In fact, House Bill 2595 kills all petition drives if someone’s private property gain is affected. This foolish bill cuts both ways. It stops citizens from enacting their own legislation if their city government is unresponsive – as long as the city can trot out someone who claims “waaaah, I’m hurt!”
The problem is that every damned thing has that potential. This is just bad policy yet it was just unanimously passed the House Urban Affairs Committee. The bill is now in the House Calendars Committee and could go to the floor of the Texas House at any moment.
ACTION REQUEST: Click here and please call Calendars Committee NOW.
- Tell them that you oppose HB 2595. If you live in Austin, please make sure to call Rep. Eddie Rodriguez. Let Eddie know that Austin City Attorney, John Steiner, spoke against this bill.
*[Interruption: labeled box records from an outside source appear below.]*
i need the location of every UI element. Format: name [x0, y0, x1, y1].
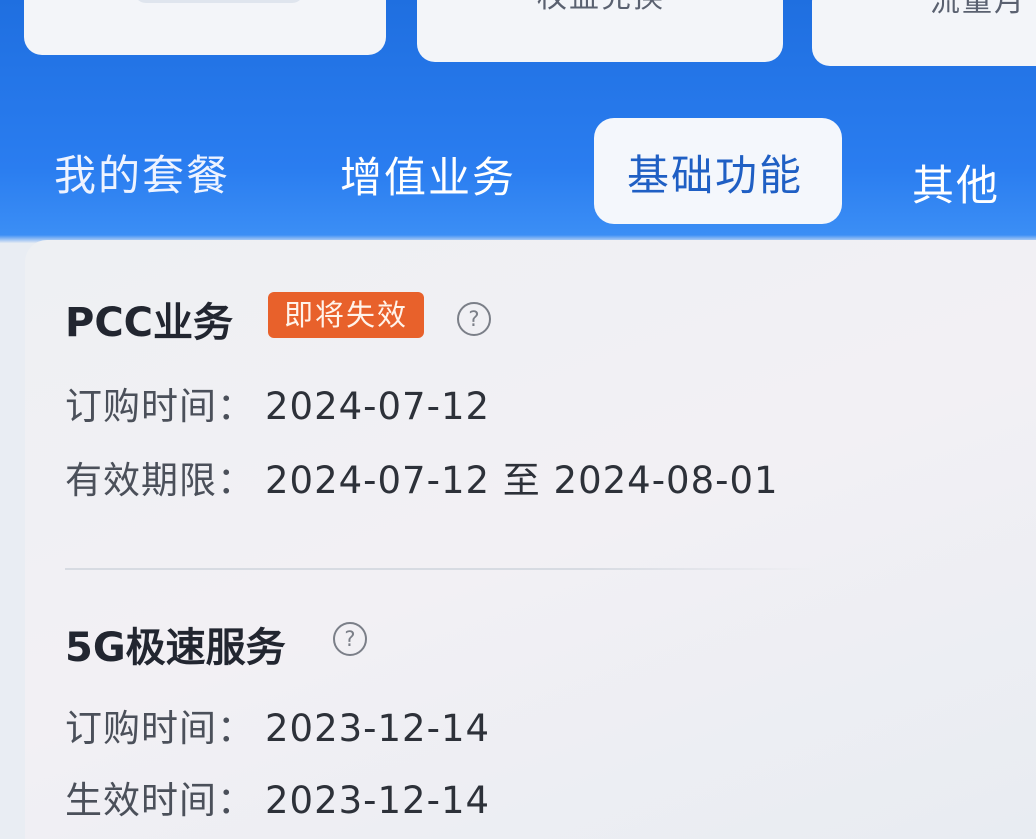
status-badge: 即将失效 [268, 292, 425, 338]
top-card-3[interactable]: 流量月卡 [812, 0, 1036, 66]
tab-basic-functions[interactable]: 基础功能 [594, 118, 842, 224]
validity-label: 有效期限： [65, 459, 255, 502]
top-card-row: 权益兑换 流量月卡 [0, 0, 1036, 70]
tab-other[interactable]: 其他 [912, 152, 1000, 213]
divider [65, 568, 815, 570]
effective-time-label: 生效时间： [65, 779, 255, 822]
question-circle-icon[interactable]: ? [457, 302, 491, 336]
tab-bar: 我的套餐 增值业务 基础功能 其他 [0, 110, 1036, 230]
effective-time-value: 2023-12-14 [265, 779, 491, 822]
top-card-2-label: 权益兑换 [537, 0, 665, 16]
service-title: 5G极速服务 [65, 625, 286, 671]
order-time-row: 订购时间： 2023-12-14 [65, 698, 490, 752]
effective-time-row: 生效时间： 2023-12-14 [65, 770, 490, 824]
question-circle-icon[interactable]: ? [333, 622, 367, 656]
tab-basic-functions-label: 基础功能 [627, 151, 804, 200]
service-list-panel: PCC业务 即将失效 ? 订购时间： 2024-07-12 有效期限： 2024-0… [25, 240, 1036, 839]
validity-row: 有效期限： 2024-07-12 至 2024-08-01 [65, 450, 779, 504]
order-time-label: 订购时间： [65, 385, 255, 428]
order-time-value: 2023-12-14 [265, 707, 491, 750]
top-card-1-pill [134, 0, 304, 3]
tab-value-added[interactable]: 增值业务 [340, 144, 516, 205]
order-time-row: 订购时间： 2024-07-12 [65, 376, 490, 430]
top-card-3-label: 流量月卡 [930, 0, 1036, 19]
order-time-label: 订购时间： [65, 707, 255, 750]
validity-value: 2024-07-12 至 2024-08-01 [265, 459, 779, 502]
order-time-value: 2024-07-12 [265, 385, 491, 428]
tab-my-plan[interactable]: 我的套餐 [54, 142, 230, 203]
top-card-2[interactable]: 权益兑换 [417, 0, 783, 62]
top-card-1[interactable] [24, 0, 386, 55]
service-title: PCC业务 [65, 300, 234, 346]
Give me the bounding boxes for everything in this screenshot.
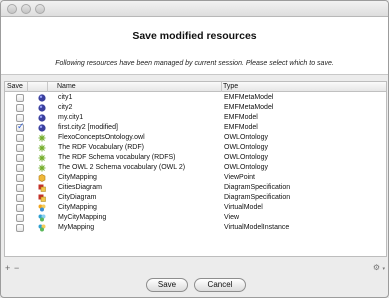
resource-name: CityDiagram xyxy=(58,194,97,201)
save-checkbox[interactable] xyxy=(16,122,25,132)
gear-icon[interactable]: ⚙ xyxy=(373,263,380,272)
save-checkbox[interactable] xyxy=(16,134,24,142)
table-row[interactable]: city2 EMFMetaModel xyxy=(5,103,386,113)
owl-ontology-icon xyxy=(38,154,46,162)
table-row[interactable]: CityMapping ViewPoint xyxy=(5,173,386,183)
table-row[interactable]: The OWL 2 Schema vocabulary (OWL 2) OWLOn… xyxy=(5,163,386,173)
resource-type: DiagramSpecification xyxy=(224,194,291,201)
emf-metamodel-icon xyxy=(38,104,46,112)
column-divider[interactable] xyxy=(221,82,222,92)
resource-type: EMFModel xyxy=(224,114,258,121)
save-checkbox[interactable] xyxy=(16,174,24,182)
remove-resource-button[interactable]: − xyxy=(14,263,19,273)
column-divider[interactable] xyxy=(27,82,28,92)
resource-name: The RDF Vocabulary (RDF) xyxy=(58,144,144,151)
save-resources-dialog: Save modified resources Following resour… xyxy=(0,0,389,298)
save-checkbox[interactable] xyxy=(16,164,24,172)
minimize-window-button[interactable] xyxy=(21,4,31,14)
save-checkbox[interactable] xyxy=(16,204,24,212)
column-header-type[interactable]: Type xyxy=(223,83,238,90)
save-checkbox[interactable] xyxy=(16,104,24,112)
save-checkbox[interactable] xyxy=(16,184,24,192)
virtual-model-instance-icon xyxy=(38,224,46,232)
save-checkbox[interactable] xyxy=(16,144,24,152)
save-checkbox[interactable] xyxy=(16,94,24,102)
dialog-title: Save modified resources xyxy=(132,30,257,42)
table-row[interactable]: CityMapping VirtualModel xyxy=(5,203,386,213)
table-row[interactable]: CityDiagram DiagramSpecification xyxy=(5,193,386,203)
table-row[interactable]: The RDF Vocabulary (RDF) OWLOntology xyxy=(5,143,386,153)
table-row[interactable]: The RDF Schema vocabulary (RDFS) OWLOntol… xyxy=(5,153,386,163)
emf-metamodel-icon xyxy=(38,94,46,102)
virtual-model-icon xyxy=(38,204,46,212)
resources-table: Save Name Type city1 EMFMetaModel city2 EMF… xyxy=(4,81,387,257)
column-divider[interactable] xyxy=(47,82,48,92)
resource-name: MyCityMapping xyxy=(58,214,107,221)
resource-name: CitiesDiagram xyxy=(58,184,102,191)
save-checkbox[interactable] xyxy=(16,194,24,202)
viewpoint-icon xyxy=(38,174,46,182)
resource-type: VirtualModelInstance xyxy=(224,224,290,231)
resource-name: FlexoConceptsOntology.owl xyxy=(58,134,145,141)
resource-type: EMFMetaModel xyxy=(224,94,274,101)
table-row[interactable]: MyCityMapping View xyxy=(5,213,386,223)
resource-name: CityMapping xyxy=(58,204,97,211)
resource-type: View xyxy=(224,214,240,221)
resource-type: EMFMetaModel xyxy=(224,104,274,111)
table-row[interactable]: MyMapping VirtualModelInstance xyxy=(5,223,386,233)
dialog-subtitle: Following resources have been managed by… xyxy=(55,60,334,67)
resource-name: MyMapping xyxy=(58,224,95,231)
close-window-button[interactable] xyxy=(7,4,17,14)
emf-model-icon xyxy=(38,114,46,122)
title-bar xyxy=(1,1,388,17)
resource-name: The RDF Schema vocabulary (RDFS) xyxy=(58,154,176,161)
resource-name: city1 xyxy=(58,94,73,101)
resource-type: OWLOntology xyxy=(224,134,268,141)
resource-name: CityMapping xyxy=(58,174,97,181)
owl-ontology-icon xyxy=(38,134,46,142)
zoom-window-button[interactable] xyxy=(35,4,45,14)
diagram-specification-icon xyxy=(38,184,46,192)
resource-name: my.city1 xyxy=(58,114,84,121)
dialog-header: Save modified resources Following resour… xyxy=(1,17,388,75)
emf-model-icon xyxy=(38,124,46,132)
table-row[interactable]: FlexoConceptsOntology.owl OWLOntology xyxy=(5,133,386,143)
chevron-down-icon[interactable]: ▾ xyxy=(382,266,385,272)
save-checkbox[interactable] xyxy=(16,114,24,122)
column-header-save[interactable]: Save xyxy=(7,83,23,90)
save-checkbox[interactable] xyxy=(16,154,24,162)
save-button[interactable]: Save xyxy=(146,278,188,292)
resource-type: OWLOntology xyxy=(224,164,268,171)
save-checkbox[interactable] xyxy=(16,224,24,232)
resource-type: OWLOntology xyxy=(224,144,268,151)
resource-name: The OWL 2 Schema vocabulary (OWL 2) xyxy=(58,164,186,171)
view-icon xyxy=(38,214,46,222)
resource-type: EMFModel xyxy=(224,124,258,131)
resource-type: OWLOntology xyxy=(224,154,268,161)
add-resource-button[interactable]: + xyxy=(5,263,10,273)
diagram-specification-icon xyxy=(38,194,46,202)
resource-type: DiagramSpecification xyxy=(224,184,291,191)
column-header-name[interactable]: Name xyxy=(57,83,76,90)
resource-type: ViewPoint xyxy=(224,174,256,181)
table-header: Save Name Type xyxy=(5,82,386,92)
table-row[interactable]: first.city2 [modified] EMFModel xyxy=(5,122,386,133)
table-row[interactable]: my.city1 EMFModel xyxy=(5,113,386,123)
resource-type: VirtualModel xyxy=(224,204,263,211)
table-row[interactable]: CitiesDiagram DiagramSpecification xyxy=(5,183,386,193)
resource-name: first.city2 [modified] xyxy=(58,124,118,131)
save-checkbox[interactable] xyxy=(16,214,24,222)
table-row[interactable]: city1 EMFMetaModel xyxy=(5,93,386,103)
resource-name: city2 xyxy=(58,104,73,111)
owl-ontology-icon xyxy=(38,164,46,172)
owl-ontology-icon xyxy=(38,144,46,152)
cancel-button[interactable]: Cancel xyxy=(194,278,246,292)
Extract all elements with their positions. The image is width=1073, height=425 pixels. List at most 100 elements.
- Then click on each member’s name and you’ll be taken to their website where you can see their district. See if you know folks who live in those districts. Reach them and ask them to call in their opposition to HB 2595.
We can also use your hard earned dollars to run a campaign
to stop this attack on citizens petition rights.
See the donate button on the right? ===>
MORE GORY DETAILS, IF YOU REALLY WANT TO KNOW: The only reason we can figure that HB 2595 was introduced is that it is — purely — a retribution bill by the oil and gas lobby. They are out to do great harm to the over 100 year legacy of citizens petition rights because they’re still upset about the Denton “frack ban” passed by Denton voters –who are, by the way, largely Republicans. Even despite the passage of HB 40 last week that may well undo Denton’s frack ban.
HB 2595 is a tricky little bill that says that no city can accept, certify or otherwise approve of any petition that, “would restrict the right of any person to use or access the person’s private property for economic gain.”
City of Austin Attorney, John Steiner (with whom we’ve been on opposite sides for years), to his credit, pointed out that because HB 2595 requires the city to stop petitions before a public vote, virtually guarantees that the city will be sued by someone — either the proponents or the opponents. Historically, and properly so, it is the courts that have dealt with these disputes if and when they happen after passage.
Two more examples of why HB 2595 is really bad for ALL citizens:
Your city council decides to use $100 million in tax dollars to support a sports stadium. Once you’ve spent enumerable hours and money getting your signatures, and then submit it to your city clerk’s office, your city council can keep it off the ballot if they believe that the property owner’s “right” to use his or her property for “economic gain” would be impeded. And, if they don’t keep it off the ballot, the property owner who feels harmed could sue the city!
Example 2: (the cake-taker)
Let’s say you want to reform eminent domain in your city to stop private entities (like a privatitized toll road vendor) from taking your property for their own economic gain. It’s a coin toss as to whose property rights trumps in this situation, eh?
Don’t let them get away with taking away our rights, as citizens, to petition and reign in our city government.
We never would have passed 10-1 without it!